Confédération étudiante
J’ai reçu il y a quelques jours le numéro de Syndicalisme Hebdo qui rend compte du 46ème congrès de la CFDT. J’y reviendrais sans doute. Lors de ce congrès, Julie Coudry, présidente de la Confédération étudiante (Cé) est venue présenter l’action de son syndicat.
J’avais vu la première fois cette jeune femme lors du meeting organisé par Générations Europe huit jours avant le référendum. Manifestement la dame a de la personnalité.
La Cé, scission de l’UNEF soutenue par la CFDT, a fait parler d’elle en soutenant la réforme LMD et la Constitution Européenne puis en s’opposant au CPE. Dans cette dernière action, elle s’est opposée aux tentatives d’élargissement du sujet tentées par les gauchistes de la coordination nationale et aux décisions de blocage décidées par des minorités.
L’intervention de Julie Coudry au congrès de la CFDT définit bien sa conception du rôle du syndicat, très proche d celui de la CFDT. Elle s’oppose aux organisations corporatistes d’une part, aux officines partisanes (comprenez l’UNEF) d’autre part :
« L’UNEF, syndicat majoritaire, était et demeure enfermé dans une logique de contestation radicale de toutes les réformes.
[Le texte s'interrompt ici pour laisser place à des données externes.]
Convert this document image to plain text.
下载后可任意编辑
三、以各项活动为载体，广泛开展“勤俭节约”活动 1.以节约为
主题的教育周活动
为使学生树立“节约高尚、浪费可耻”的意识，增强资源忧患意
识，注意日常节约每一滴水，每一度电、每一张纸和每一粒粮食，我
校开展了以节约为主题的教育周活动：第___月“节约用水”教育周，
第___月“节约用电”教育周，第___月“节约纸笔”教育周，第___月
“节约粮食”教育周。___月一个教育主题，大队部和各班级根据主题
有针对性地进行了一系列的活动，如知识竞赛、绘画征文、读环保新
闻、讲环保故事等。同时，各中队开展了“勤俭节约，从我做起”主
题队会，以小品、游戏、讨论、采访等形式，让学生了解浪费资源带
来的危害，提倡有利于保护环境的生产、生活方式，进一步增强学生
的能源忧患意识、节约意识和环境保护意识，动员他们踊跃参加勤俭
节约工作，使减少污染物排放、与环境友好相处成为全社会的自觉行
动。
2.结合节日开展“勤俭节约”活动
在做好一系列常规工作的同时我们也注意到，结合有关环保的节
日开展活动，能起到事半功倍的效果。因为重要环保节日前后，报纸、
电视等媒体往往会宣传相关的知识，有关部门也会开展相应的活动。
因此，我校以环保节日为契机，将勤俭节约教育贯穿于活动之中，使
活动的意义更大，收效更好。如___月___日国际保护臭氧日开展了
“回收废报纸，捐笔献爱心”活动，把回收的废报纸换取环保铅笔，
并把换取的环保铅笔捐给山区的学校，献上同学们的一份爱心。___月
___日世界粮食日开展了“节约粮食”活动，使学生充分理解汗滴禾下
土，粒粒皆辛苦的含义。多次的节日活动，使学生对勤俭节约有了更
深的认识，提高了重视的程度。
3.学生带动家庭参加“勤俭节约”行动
Répondant à une stratégie partisane, ses militants en sont réduits au rôle de courroie de transmission de ligne définie en dehors du milieu étudiant. Elle n’obtient aucun résultat concret. Ses pratiques détruisent la citoyenneté en germe chez les étudiants. »
Plus loin elle rajoute :
« Dans l’Education Nationale, nous sommes face à des organisations majoritaires qui réussissent le tour de force de co-gérer le système, de le dénoncer en permanence tout en bloquant toute tentative de réforme. »
Elle recherche au contraitre
« un syndicalisme qui affirme sa autonome de d’émancipation des personnes et de transformation progressive de la société, sans préalable politique, sans s’en remettre à la médiation des forces politiques. »
L'autonomie de la sphère syndicale et de la sphère politique est affichée comme une des valeurs de la Cé
On retrouve effectivement dans ce discours le positionnement de la CFDT, récusant la conception léniniste du syndicat courroie de transmission du parti. La tradition sociale démocrate fait souvent du parti un produit des syndicats (comme le Labour Party était le produit des Trades Unions) mais chacun a fini par prendre son autonomie. La Cfdt a peut être été tentée un temps par ce modèle mais l’a abandonné pour une revendication d’autonomie.
On trouvera ici plus d’infos sur cette Cé qui revendique 4 000 adhérents ainsi qu’un compte rendu de son université d’été ici
Je souhaite bon développement à ce syndicat!